Uma equipa de investigadores desenvolveu recentemente uma tecnologia inovadora que poupa tempo e recursos no estudo do comportamento animal em ambiente selvagem.
Cientistas de Oxford e da Faculdade de Ciências e Tecnologia da Universidade de Coimbra desenvolveram um software baseado em Inteligência Artificial para detetar e reconhecer rostos de primatas em ambiente selvagem. O produto da investigação da equipa luso-britânica de investigadores foi publicado na quarta-feira na Science Advances.
“Cientistas e conservacionistas da vida selvagem vão conseguir poupar bastante tempo e recursos na análise de vídeo recorrendo à Inteligência Artificial”, lê-se no artigo científico.
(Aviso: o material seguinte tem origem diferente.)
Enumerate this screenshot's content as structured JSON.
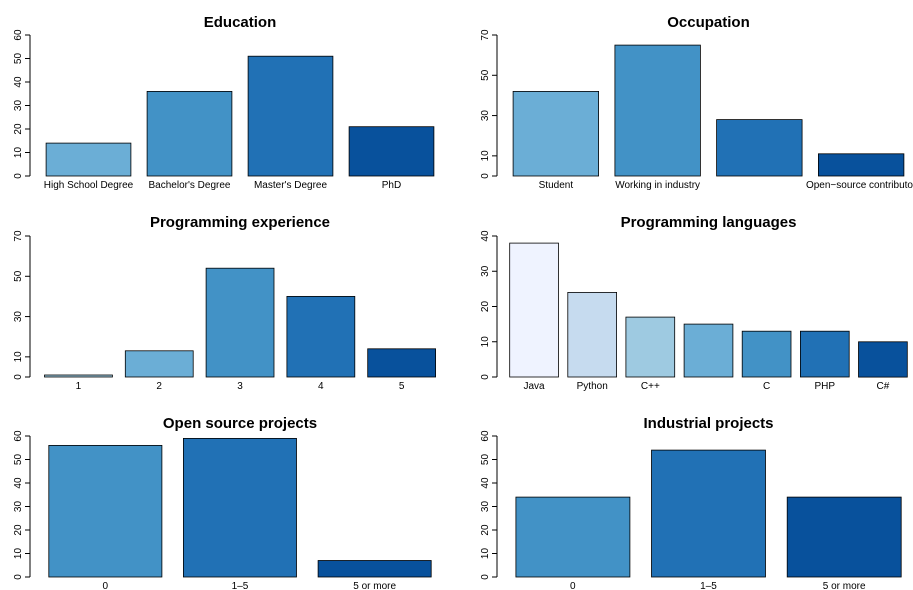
{
  "chart_data": [
    {
      "type": "bar",
      "title": "Education",
      "categories": [
        "High School Degree",
        "Bachelor's Degree",
        "Master's Degree",
        "PhD"
      ],
      "values": [
        14,
        36,
        51,
        21
      ],
      "ylim": [
        0,
        60
      ],
      "yticks": [
        0,
        10,
        20,
        30,
        40,
        50,
        60
      ],
      "colors": [
        "#6BAED6",
        "#4292C6",
        "#2171B5",
        "#08519C"
      ],
      "xlabel": "",
      "ylabel": ""
    },
    {
      "type": "bar",
      "title": "Occupation",
      "categories": [
        "Student",
        "Working in industry",
        "",
        "Open−source contributor"
      ],
      "values": [
        42,
        65,
        28,
        11
      ],
      "ylim": [
        0,
        70
      ],
      "yticks": [
        0,
        10,
        30,
        50,
        70
      ],
      "colors": [
        "#6BAED6",
        "#4292C6",
        "#2171B5",
        "#08519C"
      ],
      "xlabel": "",
      "ylabel": ""
    },
    {
      "type": "bar",
      "title": "Programming experience",
      "categories": [
        "1",
        "2",
        "3",
        "4",
        "5"
      ],
      "values": [
        1,
        13,
        54,
        40,
        14
      ],
      "ylim": [
        0,
        70
      ],
      "yticks": [
        0,
        10,
        30,
        50,
        70
      ],
      "colors": [
        "#9ECAE1",
        "#6BAED6",
        "#4292C6",
        "#2171B5",
        "#08519C"
      ],
      "xlabel": "",
      "ylabel": ""
    },
    {
      "type": "bar",
      "title": "Programming languages",
      "categories": [
        "Java",
        "Python",
        "C++",
        "",
        "C",
        "PHP",
        "C#"
      ],
      "values": [
        38,
        24,
        17,
        15,
        13,
        13,
        10
      ],
      "ylim": [
        0,
        40
      ],
      "yticks": [
        0,
        10,
        20,
        30,
        40
      ],
      "colors": [
        "#EFF3FF",
        "#C6DBEF",
        "#9ECAE1",
        "#6BAED6",
        "#4292C6",
        "#2171B5",
        "#08519C"
      ],
      "xlabel": "",
      "ylabel": ""
    },
    {
      "type": "bar",
      "title": "Open source projects",
      "categories": [
        "0",
        "1–5",
        "5 or more"
      ],
      "values": [
        56,
        59,
        7
      ],
      "ylim": [
        0,
        60
      ],
      "yticks": [
        0,
        10,
        20,
        30,
        40,
        50,
        60
      ],
      "colors": [
        "#4292C6",
        "#2171B5",
        "#08519C"
      ],
      "xlabel": "",
      "ylabel": ""
    },
    {
      "type": "bar",
      "title": "Industrial projects",
      "categories": [
        "0",
        "1–5",
        "5 or more"
      ],
      "values": [
        34,
        54,
        34
      ],
      "ylim": [
        0,
        60
      ],
      "yticks": [
        0,
        10,
        20,
        30,
        40,
        50,
        60
      ],
      "colors": [
        "#4292C6",
        "#2171B5",
        "#08519C"
      ],
      "xlabel": "",
      "ylabel": ""
    }
  ]
}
Desenvolvido durante dois anos, o novo software usa os últimos avanços de “Deep Learning” (uma área da Inteligência Artificial), para “detetar, rastrear e reconhecer os rostos individuais de chimpanzés na natureza, juntamente com um conjunto de ferramentas gratuitas que permitem a outros investigadores identificar vídeos e treinar o software com os seus próprios conjuntos de dados”.
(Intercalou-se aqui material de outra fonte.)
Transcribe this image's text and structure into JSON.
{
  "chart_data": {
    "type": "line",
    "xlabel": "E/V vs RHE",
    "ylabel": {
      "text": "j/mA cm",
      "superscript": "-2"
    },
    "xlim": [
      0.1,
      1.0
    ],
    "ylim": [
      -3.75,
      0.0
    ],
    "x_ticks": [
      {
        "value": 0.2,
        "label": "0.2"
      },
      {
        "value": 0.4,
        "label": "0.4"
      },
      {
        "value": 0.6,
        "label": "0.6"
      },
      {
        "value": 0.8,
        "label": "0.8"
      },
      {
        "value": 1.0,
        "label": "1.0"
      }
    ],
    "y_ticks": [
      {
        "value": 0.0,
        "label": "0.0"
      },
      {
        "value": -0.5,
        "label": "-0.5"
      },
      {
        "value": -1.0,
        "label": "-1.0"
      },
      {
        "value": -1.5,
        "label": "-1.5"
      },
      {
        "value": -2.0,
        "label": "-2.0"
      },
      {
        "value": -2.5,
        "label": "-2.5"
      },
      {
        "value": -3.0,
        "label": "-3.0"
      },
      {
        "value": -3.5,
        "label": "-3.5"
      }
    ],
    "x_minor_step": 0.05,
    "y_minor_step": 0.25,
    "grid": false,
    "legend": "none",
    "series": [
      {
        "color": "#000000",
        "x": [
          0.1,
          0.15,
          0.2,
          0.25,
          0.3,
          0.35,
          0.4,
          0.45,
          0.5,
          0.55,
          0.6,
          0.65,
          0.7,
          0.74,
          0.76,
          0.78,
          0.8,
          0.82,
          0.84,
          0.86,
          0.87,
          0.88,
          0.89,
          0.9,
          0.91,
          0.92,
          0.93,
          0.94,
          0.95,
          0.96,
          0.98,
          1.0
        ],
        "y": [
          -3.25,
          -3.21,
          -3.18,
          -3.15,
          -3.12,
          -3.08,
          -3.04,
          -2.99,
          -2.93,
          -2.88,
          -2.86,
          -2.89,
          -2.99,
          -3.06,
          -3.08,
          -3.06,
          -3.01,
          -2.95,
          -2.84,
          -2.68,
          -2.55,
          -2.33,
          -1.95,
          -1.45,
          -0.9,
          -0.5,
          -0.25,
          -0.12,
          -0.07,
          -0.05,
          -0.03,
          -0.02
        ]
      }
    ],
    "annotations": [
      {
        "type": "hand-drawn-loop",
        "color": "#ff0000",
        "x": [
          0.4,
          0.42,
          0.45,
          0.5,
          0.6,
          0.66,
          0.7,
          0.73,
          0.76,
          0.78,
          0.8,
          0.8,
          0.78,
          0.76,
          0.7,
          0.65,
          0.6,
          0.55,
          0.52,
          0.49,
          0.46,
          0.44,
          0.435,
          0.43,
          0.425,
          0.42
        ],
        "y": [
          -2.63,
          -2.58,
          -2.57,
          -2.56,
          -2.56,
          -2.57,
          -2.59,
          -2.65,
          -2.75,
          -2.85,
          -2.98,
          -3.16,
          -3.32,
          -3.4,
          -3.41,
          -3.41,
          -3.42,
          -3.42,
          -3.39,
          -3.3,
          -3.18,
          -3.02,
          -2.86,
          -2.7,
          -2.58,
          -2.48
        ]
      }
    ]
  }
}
O estudo é o primeiro “a rastrear e reconhecer continuamente indivíduos numa ampla variedade de poses, e executa com alta precisão vídeos mais complexos, caracterizados por condições naturais variáveis, como baixa iluminação, baixa qualidade de imagem e desfoque do movimento”.
O modelo computacional foi treinado utilizando mais de 10 milhões de imagens de rosto de chimpanzés selvagens na Guiné Conacri, do arquivo de vídeo da Universidade japonesa de Quioto. A primatóloga Susana Carvalho, coordenadora da investigação e orientadora de Daniel Schofield, primeiro autor do artigo, assinala três grandes mais-valias da ferramenta.
A primeira é possibilitar análises de volumes enormes de vídeos de animais diretamente. “Houve muitas tentativas anteriores de conseguir esta identificação automática de indivíduos, mas nunca foi possível superar os desafios dos vídeos que fazemos em habitat natural, com mudanças de luz, de zooms, variação na qualidade ao longo do tempo e muito mais”, explica a investigadora.
A segunda vantagem “é que, ao automatizar a identificação de indivíduos, obtém-se também a automação das redes sociais desses indivíduos no seu grupo (produzindo automaticamente as chamadas Social Network Analysis)”.
Com isso, conseguimos ver a posição do indivíduo no seu grupo, ao longo dos anos. “Como indica o artigo, os indivíduos mais velhos do nosso grupo de Bossou mostram mais isolamento e distância relativamente ao grupo à medida que envelhecem”, diz a primatóloga do Centre for Functional Ecology da FCTUC e coordenadora do Primate Models Lab da Universidade de Oxford.
Por fim, outro benefício, e “talvez o mais importante, é o imenso potencial que isto abre para aplicações no trabalho de conservação de animais, particularmente em primatas (embora o nosso sistema possa ser adaptado a outras espécies), existe um potencial enorme para identificação de indivíduos, contagem automática de indivíduos em cada frame, etc.”.
Embora o estudo se tenha focado nos chimpanzés, os autores acreditam que o software e as ferramentas fornecidas possam ser aplicados a outras espécies e que ajudem a impulsionar a adoção de sistemas de Inteligência Artificial para resolver uma série de problemas nas ciências da vida selvagem.
“Continuamos a trabalhar com o Vision Group, liderado pelo professor Andrew Zisserman, da Faculdade de Engenharia em Oxford, onde estamos a desenvolver o mesmo sistema para outros primatas, designadamente babuínos do Parque da Gorongosa, e a dar os primeiros passos para automatizar análise de comportamentos a partir de vídeos, isso seria outro passo gigantesco para o campo de análise e evolução de comportamento de animais”, remata a investigadora.